Réduction des hostilités? On sait maintenant ce que le nouveau régime d’offre publique d’achat signifie pour les fusions et acquisitions

  • 19 mai 2016
  • Ann MacAulay

Le Canada possède désormais un régime d’offre publique harmonisé grâce à la mise en œuvre, par les Autorités canadiennes en valeurs mobilières, de l’instrument national 62-104 intitulé « Offres publiques d’achat et de rachat » (Take-Over Bids and Issuer Bids). À partir du 9 mai, toutes les offres publiques d’achat non exonérées sont assorties d’une période d’offre de 105 jours, d’une exigence minimum d’offre de 50 % et d’une exigence de prorogation de 10 jours afin de permettre à d’autres parties prenantes de présenter une offre.

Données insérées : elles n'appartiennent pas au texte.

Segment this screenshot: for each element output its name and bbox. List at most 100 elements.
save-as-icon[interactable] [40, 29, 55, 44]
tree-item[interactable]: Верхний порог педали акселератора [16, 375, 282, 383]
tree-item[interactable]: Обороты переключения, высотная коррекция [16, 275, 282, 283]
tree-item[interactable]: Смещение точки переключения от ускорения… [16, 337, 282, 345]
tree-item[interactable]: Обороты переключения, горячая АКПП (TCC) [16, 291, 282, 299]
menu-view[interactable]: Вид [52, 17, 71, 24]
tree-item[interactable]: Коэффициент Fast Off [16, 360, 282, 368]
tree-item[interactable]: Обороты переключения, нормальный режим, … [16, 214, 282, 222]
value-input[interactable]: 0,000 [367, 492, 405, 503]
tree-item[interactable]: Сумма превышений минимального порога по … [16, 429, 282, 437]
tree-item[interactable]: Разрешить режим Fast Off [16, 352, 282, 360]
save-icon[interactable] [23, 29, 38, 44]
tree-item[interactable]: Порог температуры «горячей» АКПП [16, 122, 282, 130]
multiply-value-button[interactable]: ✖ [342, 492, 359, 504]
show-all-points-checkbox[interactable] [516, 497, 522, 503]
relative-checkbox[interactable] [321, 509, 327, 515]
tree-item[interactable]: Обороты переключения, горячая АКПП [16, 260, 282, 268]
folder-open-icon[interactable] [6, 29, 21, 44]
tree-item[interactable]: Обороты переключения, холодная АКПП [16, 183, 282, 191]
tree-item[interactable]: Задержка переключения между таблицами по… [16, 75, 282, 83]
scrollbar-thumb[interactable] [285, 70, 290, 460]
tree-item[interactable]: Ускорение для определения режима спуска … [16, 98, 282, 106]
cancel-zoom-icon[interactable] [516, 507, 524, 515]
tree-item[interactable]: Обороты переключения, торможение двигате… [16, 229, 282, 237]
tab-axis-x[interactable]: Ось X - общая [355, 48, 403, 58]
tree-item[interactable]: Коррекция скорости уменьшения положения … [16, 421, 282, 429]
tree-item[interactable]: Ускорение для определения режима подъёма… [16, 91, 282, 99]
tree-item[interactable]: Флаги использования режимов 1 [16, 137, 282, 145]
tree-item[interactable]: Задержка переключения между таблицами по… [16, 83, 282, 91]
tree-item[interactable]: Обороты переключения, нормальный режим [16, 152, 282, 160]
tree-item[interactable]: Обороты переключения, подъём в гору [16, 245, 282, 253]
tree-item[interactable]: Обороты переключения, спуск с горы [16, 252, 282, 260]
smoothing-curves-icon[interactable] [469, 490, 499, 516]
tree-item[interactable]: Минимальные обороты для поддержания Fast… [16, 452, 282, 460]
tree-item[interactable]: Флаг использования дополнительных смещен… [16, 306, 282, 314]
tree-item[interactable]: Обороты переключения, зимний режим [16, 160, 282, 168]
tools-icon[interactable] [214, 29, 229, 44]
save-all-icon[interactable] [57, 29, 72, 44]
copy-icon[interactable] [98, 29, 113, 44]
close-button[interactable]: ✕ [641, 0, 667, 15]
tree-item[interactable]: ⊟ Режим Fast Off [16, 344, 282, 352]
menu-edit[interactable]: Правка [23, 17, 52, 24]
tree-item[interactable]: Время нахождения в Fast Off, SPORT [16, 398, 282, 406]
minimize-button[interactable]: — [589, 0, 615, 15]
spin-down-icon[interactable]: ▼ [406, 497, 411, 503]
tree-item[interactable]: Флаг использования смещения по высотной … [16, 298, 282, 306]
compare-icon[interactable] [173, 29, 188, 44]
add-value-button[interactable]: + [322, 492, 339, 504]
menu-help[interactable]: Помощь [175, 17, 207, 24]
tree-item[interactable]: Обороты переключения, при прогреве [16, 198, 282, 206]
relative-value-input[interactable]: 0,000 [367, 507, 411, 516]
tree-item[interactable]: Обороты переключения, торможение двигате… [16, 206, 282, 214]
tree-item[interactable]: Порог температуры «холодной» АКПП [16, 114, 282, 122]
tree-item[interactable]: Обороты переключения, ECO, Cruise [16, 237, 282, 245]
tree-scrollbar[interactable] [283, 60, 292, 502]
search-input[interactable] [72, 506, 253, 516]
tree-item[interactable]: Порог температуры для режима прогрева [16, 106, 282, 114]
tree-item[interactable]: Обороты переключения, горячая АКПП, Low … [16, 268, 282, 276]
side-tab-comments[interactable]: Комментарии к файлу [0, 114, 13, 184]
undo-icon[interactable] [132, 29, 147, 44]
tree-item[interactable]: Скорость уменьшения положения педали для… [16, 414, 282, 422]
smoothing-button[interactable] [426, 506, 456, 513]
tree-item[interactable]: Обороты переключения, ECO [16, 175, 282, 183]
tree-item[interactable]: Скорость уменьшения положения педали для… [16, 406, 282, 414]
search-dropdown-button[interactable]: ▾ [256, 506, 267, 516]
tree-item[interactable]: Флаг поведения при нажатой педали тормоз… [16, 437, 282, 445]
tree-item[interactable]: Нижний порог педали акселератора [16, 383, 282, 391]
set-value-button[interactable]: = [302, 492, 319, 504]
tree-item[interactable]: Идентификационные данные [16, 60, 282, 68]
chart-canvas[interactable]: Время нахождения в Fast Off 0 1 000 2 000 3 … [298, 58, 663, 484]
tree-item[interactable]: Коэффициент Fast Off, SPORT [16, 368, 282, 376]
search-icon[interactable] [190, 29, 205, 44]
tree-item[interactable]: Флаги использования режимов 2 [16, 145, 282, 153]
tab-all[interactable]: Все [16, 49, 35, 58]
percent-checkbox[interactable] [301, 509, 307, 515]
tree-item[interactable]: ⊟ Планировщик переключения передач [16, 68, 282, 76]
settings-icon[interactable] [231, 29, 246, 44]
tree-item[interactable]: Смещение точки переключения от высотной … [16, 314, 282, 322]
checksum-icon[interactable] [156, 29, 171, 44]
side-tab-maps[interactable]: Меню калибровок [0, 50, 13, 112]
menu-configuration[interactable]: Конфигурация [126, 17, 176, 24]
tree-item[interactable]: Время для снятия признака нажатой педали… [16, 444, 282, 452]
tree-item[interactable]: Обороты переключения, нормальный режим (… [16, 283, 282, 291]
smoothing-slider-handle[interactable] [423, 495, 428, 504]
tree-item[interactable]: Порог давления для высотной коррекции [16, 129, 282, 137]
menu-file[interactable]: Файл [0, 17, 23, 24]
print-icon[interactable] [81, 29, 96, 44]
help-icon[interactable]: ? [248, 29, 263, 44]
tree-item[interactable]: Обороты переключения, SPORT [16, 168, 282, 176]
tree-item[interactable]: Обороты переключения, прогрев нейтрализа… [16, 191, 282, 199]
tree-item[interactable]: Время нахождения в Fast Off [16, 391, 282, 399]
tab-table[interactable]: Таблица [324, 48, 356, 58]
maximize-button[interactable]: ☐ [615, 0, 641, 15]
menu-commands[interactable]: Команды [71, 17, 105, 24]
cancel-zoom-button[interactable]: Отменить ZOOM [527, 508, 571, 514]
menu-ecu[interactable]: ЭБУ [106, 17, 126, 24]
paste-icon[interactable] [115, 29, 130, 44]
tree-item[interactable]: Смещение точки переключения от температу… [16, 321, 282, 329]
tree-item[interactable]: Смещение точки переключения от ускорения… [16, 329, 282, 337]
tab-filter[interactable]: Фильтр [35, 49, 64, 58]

L’extension de la période minimum de dépôt pour les offres publiques d’achat (OPA) de 35  à 105 jours offre une période plus certaine en cas d’OPA hostile, égalisant « le pouvoir de négociation dont dispose le conseil visé face à une OPA hostile », déclare Frederic Duguay, du cabinet Hansell LLP à Toronto. « Cela donne au conseil de l’entreprise visée un meilleur délai pour évaluer l’offre, rechercher d’autres offres et présenter des recommandations à ses actionnaires quant à la question de savoir s’ils devraient accepter ou non cette offre particulière ou une solution de rechange stratégique proposée par le conseil. »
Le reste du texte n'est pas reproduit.